Hujan saat ini tak menjadi alasan untuk kami berhenti berkendara. Bukan aku yang meminta untuk terus berjalan, aku hanya menerima tawarannya. Mungkin Farrel tahu, aku ingin menangis sejadi-jadinya tanpa terlihat siapapun. Aku ingin membuang air mataku tanpa harus mengelapnya. Dunia ini yang membuatku menangis, maka biarlah alam menghapus tangis.

Terungkap sudah, bagian tergelap dari hidupku. Keluargaku utuh, namun tak acuh. Aku, yang mereka sebut si anak perempuan satu-satunya, si anak bungsu, sejatinya adalah entitas yang tumbuh dengan banyak tipu.

Laju motor Farrel melambat ketika hujan menderas semakin ganas. Ia menepi ke sebuah pusat belanja, dan masuk ke area parkiran basement. Sebelum ia benar-benar berhenti, segera kuusap wajahku yang mungkin sudah sembab ini.

"Deres banget hujannya, neduh sekalian cari makan aja, ya?

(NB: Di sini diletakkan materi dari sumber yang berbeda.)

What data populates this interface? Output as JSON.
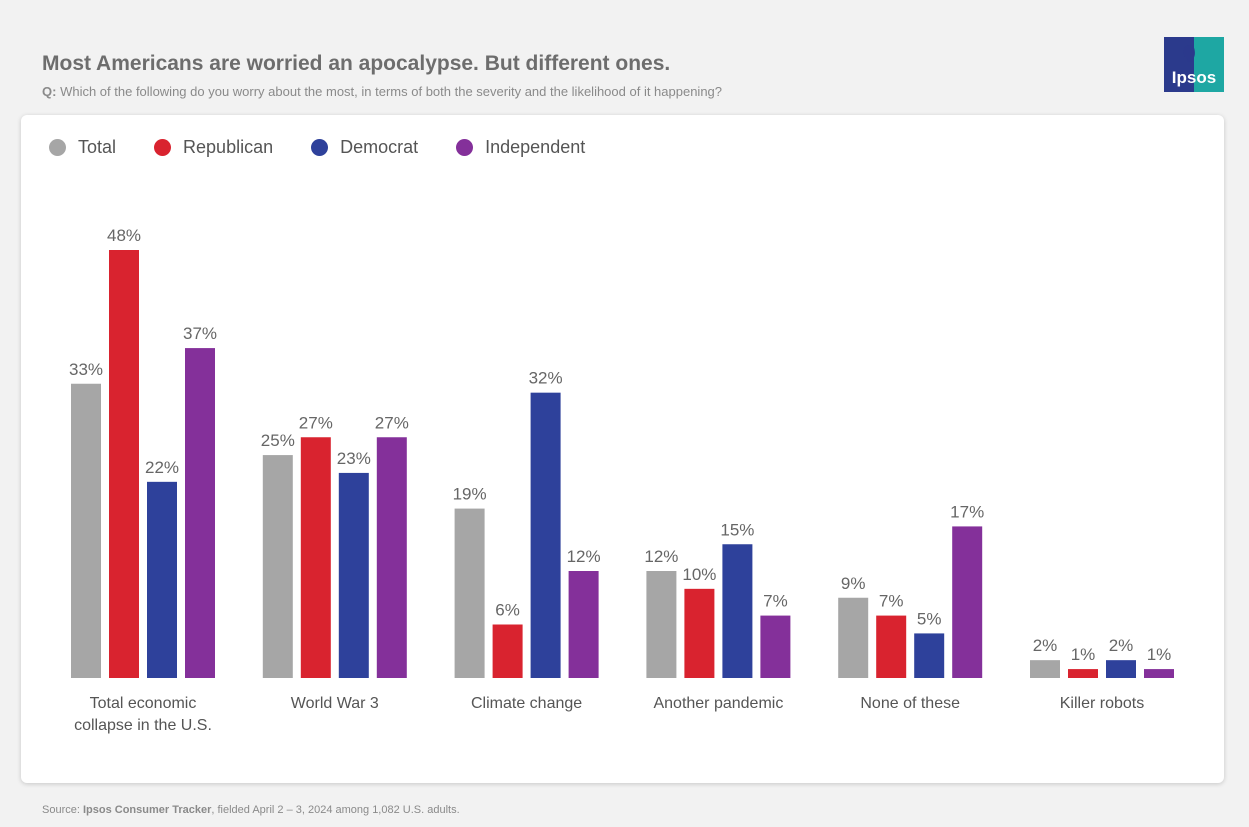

Lo laper gak?" katanya usai memarkirkan motor dengan benar.

Aku mengangguk tak menjawab. Kami sibuk melepas helm dan jas hujan masing-masing.

"Makan apa? Ramen mau?" tawarnya.

"Ya. Boleh."

"Nih, pake." Ia menyodorkanku selembar masker, tentu saja aku menghadiahinya tatapan heran. "Mana tau lo butuh," imbuhnya.

Dari kaca spion, hidungku memang terlihat agak merah, sih. Mataku apalagi. Walaupun masker tidak menutup seluruh wajahku, setidaknya, sebagian tidak terlalu nampak habis terisak.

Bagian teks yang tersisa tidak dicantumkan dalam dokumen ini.